NSW Health Minister Brad Hazzard said the public health order would also be amended to allow up to 3000 people to gather in outdoor spaces to safely allow councils and local government areas to manage New Year’s Eve events.
Anyone who wants to go to the CBD on New Year’s Eve to attend an event or visiting their family in designated zones around Circular Quay and North Sydney will need a permit from Service NSW.
Outdoor church services will also increase capacity from 300 people to 500 people.
Up to 30 people will be allowed in a choir for carols, but participants must wear a mask.
Funerals will also be permitted to have 300 people from December 1.

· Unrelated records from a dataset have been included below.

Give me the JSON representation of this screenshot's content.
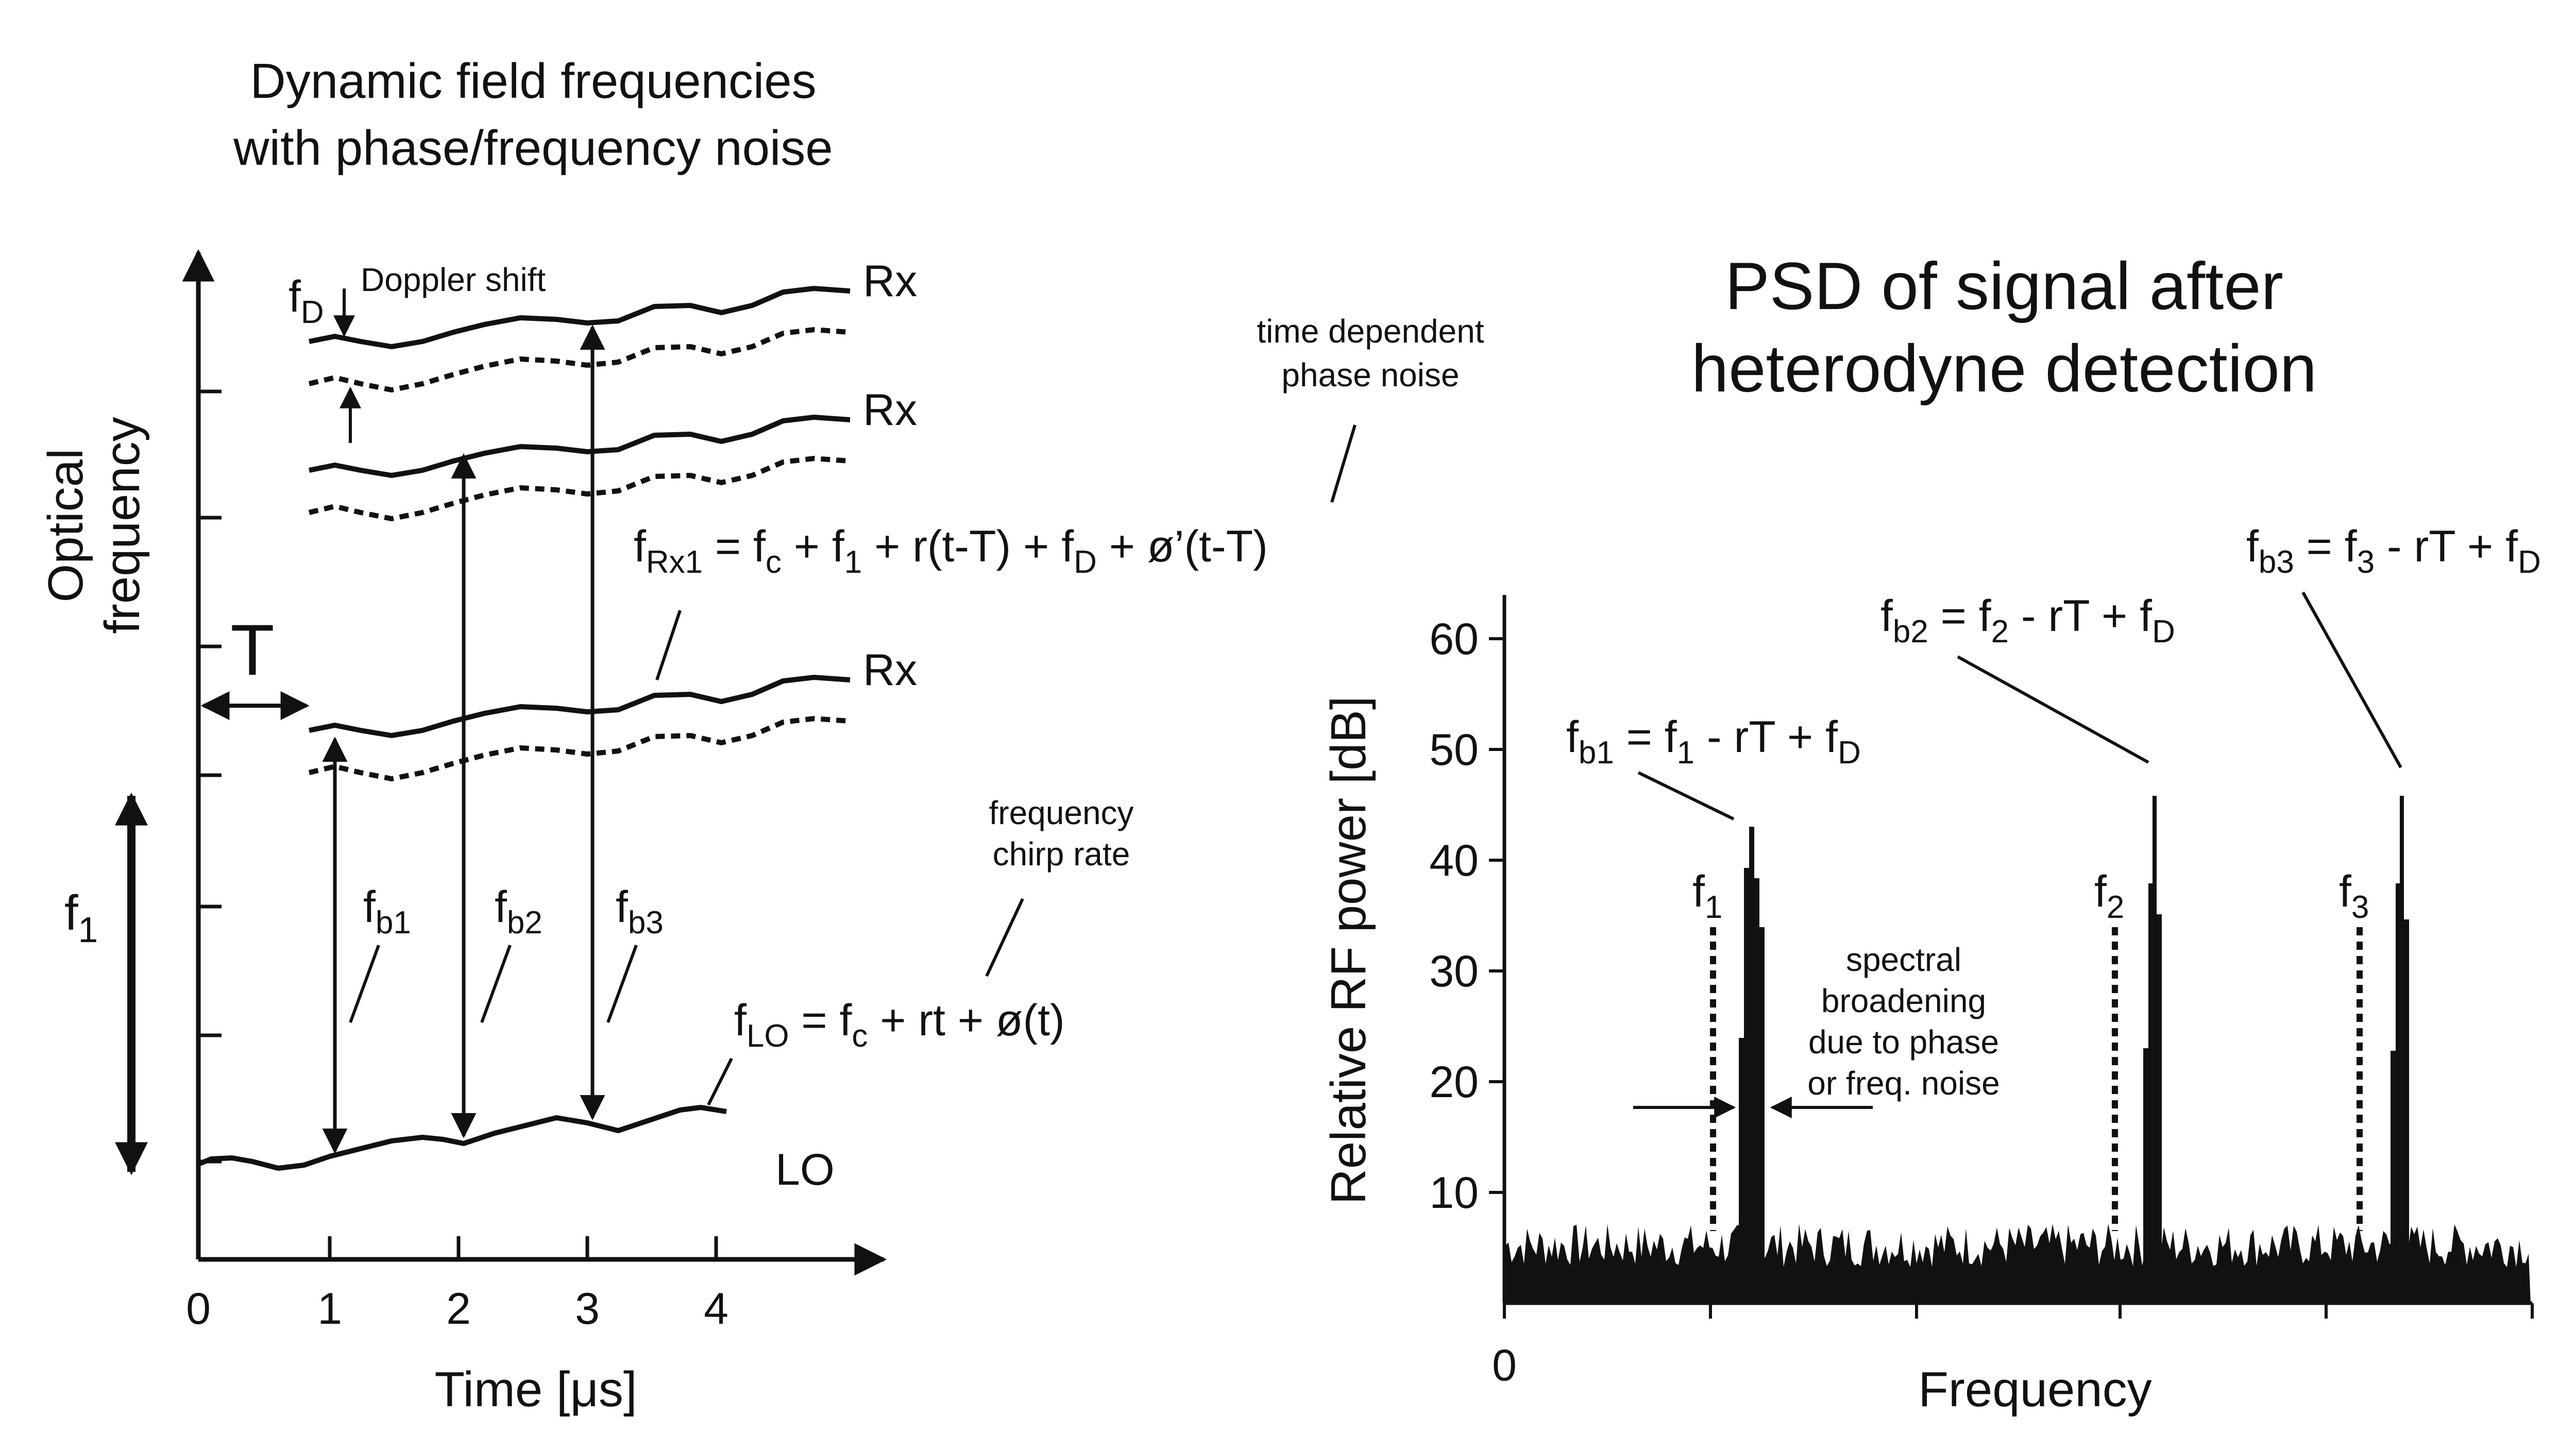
{
  "left": {
    "title_line1": "Dynamic field frequencies",
    "title_line2": "with phase/frequency noise",
    "y_axis_line1": "Optical",
    "y_axis_line2": "frequency",
    "x_axis_label": "Time [μs]",
    "x_ticks": [
      "0",
      "1",
      "2",
      "3",
      "4"
    ],
    "T_label": "T",
    "f1_label": "f",
    "f1_sub": "1",
    "rx_label": "Rx",
    "lo_label": "LO",
    "fD_label": "f",
    "fD_sub": "D",
    "doppler_label": "Doppler shift",
    "phase_noise_line1": "time dependent",
    "phase_noise_line2": "phase noise",
    "chirp_line1": "frequency",
    "chirp_line2": "chirp rate",
    "fb1": {
      "main": "f",
      "sub": "b1"
    },
    "fb2": {
      "main": "f",
      "sub": "b2"
    },
    "fb3": {
      "main": "f",
      "sub": "b3"
    },
    "eq_rx": {
      "p1": "f",
      "p1_sub": "Rx1",
      "p2": " = f",
      "p2_sub": "c",
      "p3": " + f",
      "p3_sub": "1",
      "p4": " + r(t-T) + f",
      "p4_sub": "D",
      "p5": " + ø’(t-T)"
    },
    "eq_lo": {
      "p1": "f",
      "p1_sub": "LO",
      "p2": " = f",
      "p2_sub": "c",
      "p3": " + rt + ø(t)"
    }
  },
  "right": {
    "title_line1": "PSD of signal after",
    "title_line2": "heterodyne detection",
    "y_axis_label": "Relative RF power [dB]",
    "x_axis_label": "Frequency",
    "x_zero": "0",
    "y_ticks": [
      "10",
      "20",
      "30",
      "40",
      "50",
      "60"
    ],
    "f1": {
      "main": "f",
      "sub": "1"
    },
    "f2": {
      "main": "f",
      "sub": "2"
    },
    "f3": {
      "main": "f",
      "sub": "3"
    },
    "broadening_line1": "spectral",
    "broadening_line2": "broadening",
    "broadening_line3": "due to phase",
    "broadening_line4": "or freq. noise",
    "eq_b1": {
      "p1": "f",
      "p1_sub": "b1",
      "p2": " = f",
      "p2_sub": "1",
      "p3": " - rT + f",
      "p3_sub": "D"
    },
    "eq_b2": {
      "p1": "f",
      "p1_sub": "b2",
      "p2": " = f",
      "p2_sub": "2",
      "p3": " - rT + f",
      "p3_sub": "D"
    },
    "eq_b3": {
      "p1": "f",
      "p1_sub": "b3",
      "p2": " = f",
      "p2_sub": "3",
      "p3": " - rT + f",
      "p3_sub": "D"
    }
  },
  "colors": {
    "ink": "#111111",
    "background": "#ffffff"
  }
}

Six Days Lockdown in South Australia

The South Australian government has announced six-day lockdown due to coronavirus outbreak.
South Australia will introduce a six-day lockdown from midnight tonight to stay ahead of an increasing COVID-19 outbreak endangering the entire state.
The lockdown will perform a number of wide-ranging limitations including the restricted movement of citizens.
It will start at midnight tonight, i.e. November 18 and will continue for six days.
South Australian officials declared a list of extreme measures to control a coronavirus cluster in the state, with Premier Steven Marshall describing the measures as a “circuit-breaker”.
All schools will shut down, except for students of essential workers.
Food courts, Universities, cafes and pubs will also be closed.
Petrol stations and supermarkets will remain open.
Masks will be necessary for everyone in South Australia going outside the home.
Weddings, funerals, and regional travel will be banned, and disability residential care and aged care will go toward lockdown.
The announcement came after 22 cases of coronavirus were detected in Adelaide’s north.
Premier Steven Marshall said, “No attempt is being spared to mark out this virus in our state. We are going strong, and we are going ahead,”
He said, “I have long said that coronavirus has challenged us, but it did not beat us.”
“We remain to face our biggest test to date. We must rise to this challenge and rise we are stopping every one of us associated with a common purpose to beat this silent enemy,” said Premier Steven Marshall.
Explanation of South Australia’s six days lockdown


  • All schools and universities
  • Takeaway food
  • Pubs, cafes, food courts
  • Elective surgery
  • Open inspections/auctions
  • Outdoor sport/physical activity
  • FIFO work – regional travel
  • Aged care and disability residential care in lockdown
  • Factories
  • Construction industry
  • Weddings and funerals
  • Exercise not permitted outside of the house


  • Critical infrastructure
  • Supermarkets
  • Specific access to vulnerable members of the community
  • Medical including mental health
  • Airport and freight services
  • Petrol stations
  • Post offices and financial institutions
  • Mining

Federal authorities are keeping an eye on the resident of SA and people travelling to South Australia.